If you were testing a braking controller, one way to do it would be to have a dynamometer to simulate the inertial load on the axle. A real hardware brake can be applied to the dynamometer to facilitate test of the antilock braking algorithm to see how fast it can stop the system.

But with an HIL strategy, the brake-control ECU is connected to a simulated environment and a hardware brake is no longer necessary. The HIL is connected to a wheel speed sensor and to the ECU’s actuator outputs, which can then pump the simulated brake as in an ABS system. All that is fed back into the simulation.

“You can now have multiple terrains, multiple types of tires, swap out any variable in the system,” says Washington. Simulations can be run overnight to test all possible combinations of axles or brakes you might want to verify for the fleet. The combinations can be queued up to learn how an ABS algorithm works for each combination.

For HIL purposes, National Instruments’ Veristand product provides a sophisticated test framework within which to perform real-time simulation, data logging, and more. “With LabVIEW, test engineers have a development environment that’s graphical, quick, and with connections to hardware I/O,” says Washington. “But what we found is customers didn’t want to write and maintain this level of application themselves.” NI Veristand gives them an off-the-shelf framework for real-time HIL testing.

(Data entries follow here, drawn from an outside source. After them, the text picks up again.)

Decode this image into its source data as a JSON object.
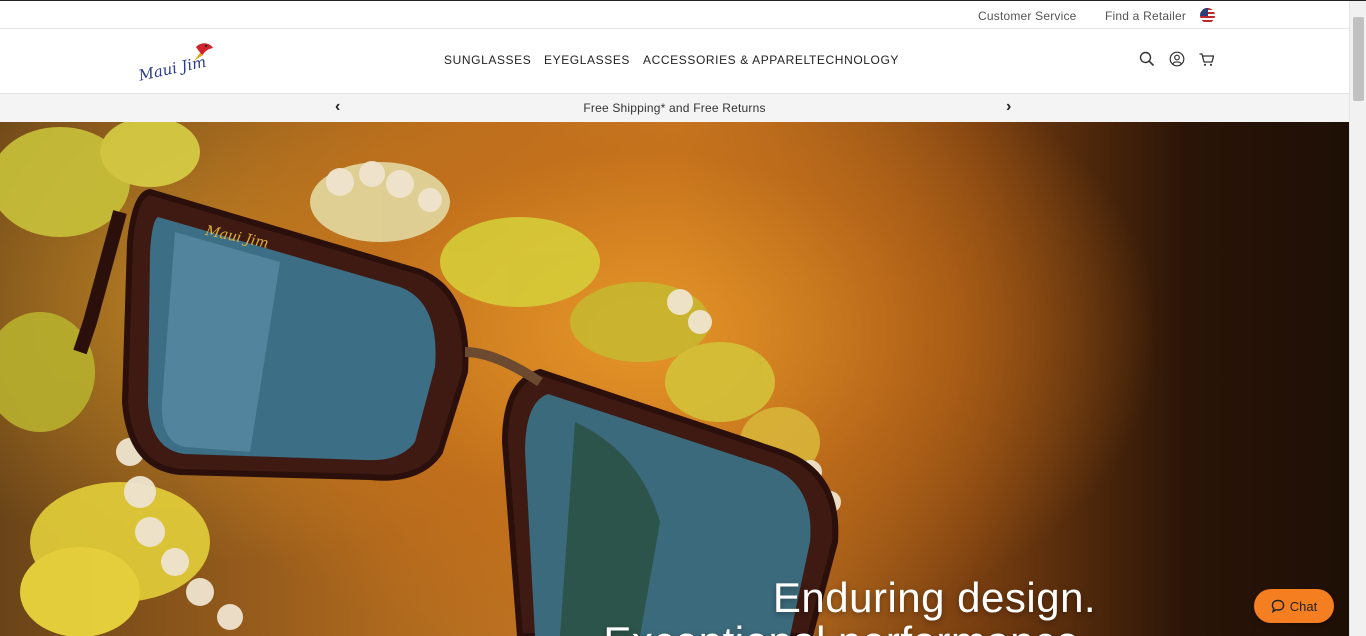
{
  "utility": {
    "customer_service": "Customer Service",
    "find_retailer": "Find a Retailer",
    "flag_icon": "us-flag-icon"
  },
  "brand": {
    "logo_text": "Maui Jim"
  },
  "nav": {
    "items": [
      "SUNGLASSES",
      "EYEGLASSES",
      "ACCESSORIES & APPAREL",
      "TECHNOLOGY"
    ],
    "icons": [
      "search-icon",
      "account-icon",
      "cart-icon"
    ]
  },
  "promo": {
    "prev": "‹",
    "next": "›",
    "text": "Free Shipping* and Free Returns"
  },
  "hero": {
    "line1": "Enduring design.",
    "line2": "Exceptional performance."
  },
  "chat": {
    "label": "Chat"
  },
  "colors": {
    "accent": "#f57f20",
    "brand_blue": "#2a3a8c",
    "brand_red": "#d2232a"
  }
}
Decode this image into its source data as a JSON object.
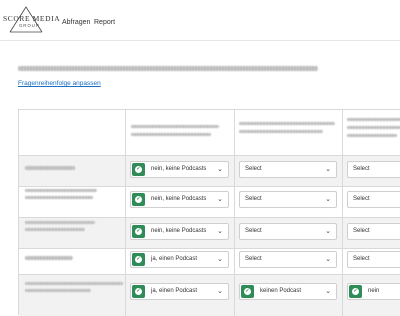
{
  "brand": {
    "name": "SCORE MEDIA",
    "sub": "GROUP"
  },
  "nav": {
    "abfragen": "Abfragen",
    "report": "Report"
  },
  "link": "Fragenreihenfolge anpassen",
  "rows": [
    {
      "c1": "nein, keine Podcasts",
      "c1_checked": true,
      "c2": "Select",
      "c2_checked": false,
      "c3": "Select",
      "c3_checked": false
    },
    {
      "c1": "nein, keine Podcasts",
      "c1_checked": true,
      "c2": "Select",
      "c2_checked": false,
      "c3": "Select",
      "c3_checked": false
    },
    {
      "c1": "nein, keine Podcasts",
      "c1_checked": true,
      "c2": "Select",
      "c2_checked": false,
      "c3": "Select",
      "c3_checked": false
    },
    {
      "c1": "ja, einen Podcast",
      "c1_checked": true,
      "c2": "Select",
      "c2_checked": false,
      "c3": "Select",
      "c3_checked": false
    },
    {
      "c1": "ja, einen Podcast",
      "c1_checked": true,
      "c2": "keinen Podcast",
      "c2_checked": true,
      "c3": "nein",
      "c3_checked": true
    }
  ],
  "colors": {
    "accent": "#2f8b57",
    "link": "#1a6fc4"
  }
}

Meld Measurement, Analysis

In a typical scenario in almost any test-lab environment, data is gathered on instruments, typically oscilloscopes, and then transferred to a secondary environment for analysis, which is often Matlab from the MathWorks. But users of Agilent scopes have the option of acquiring their instruments with Matlab already installed.

Rather than forcing engineers to go through a two-stage work flow of gathering data with the instrument and dumping it to a PC for analysis, Agilent’s instruments now run Windows, which enables installation of Matlab for immediate analysis.

“You can do some monitoring and filtering on the fly in real time,” explains Wensi Jin, automotive industry marketing manager at the MathWorks. “But it’s typically a large amount of data, so it’s not a good idea to filter the data as it’s being collected.”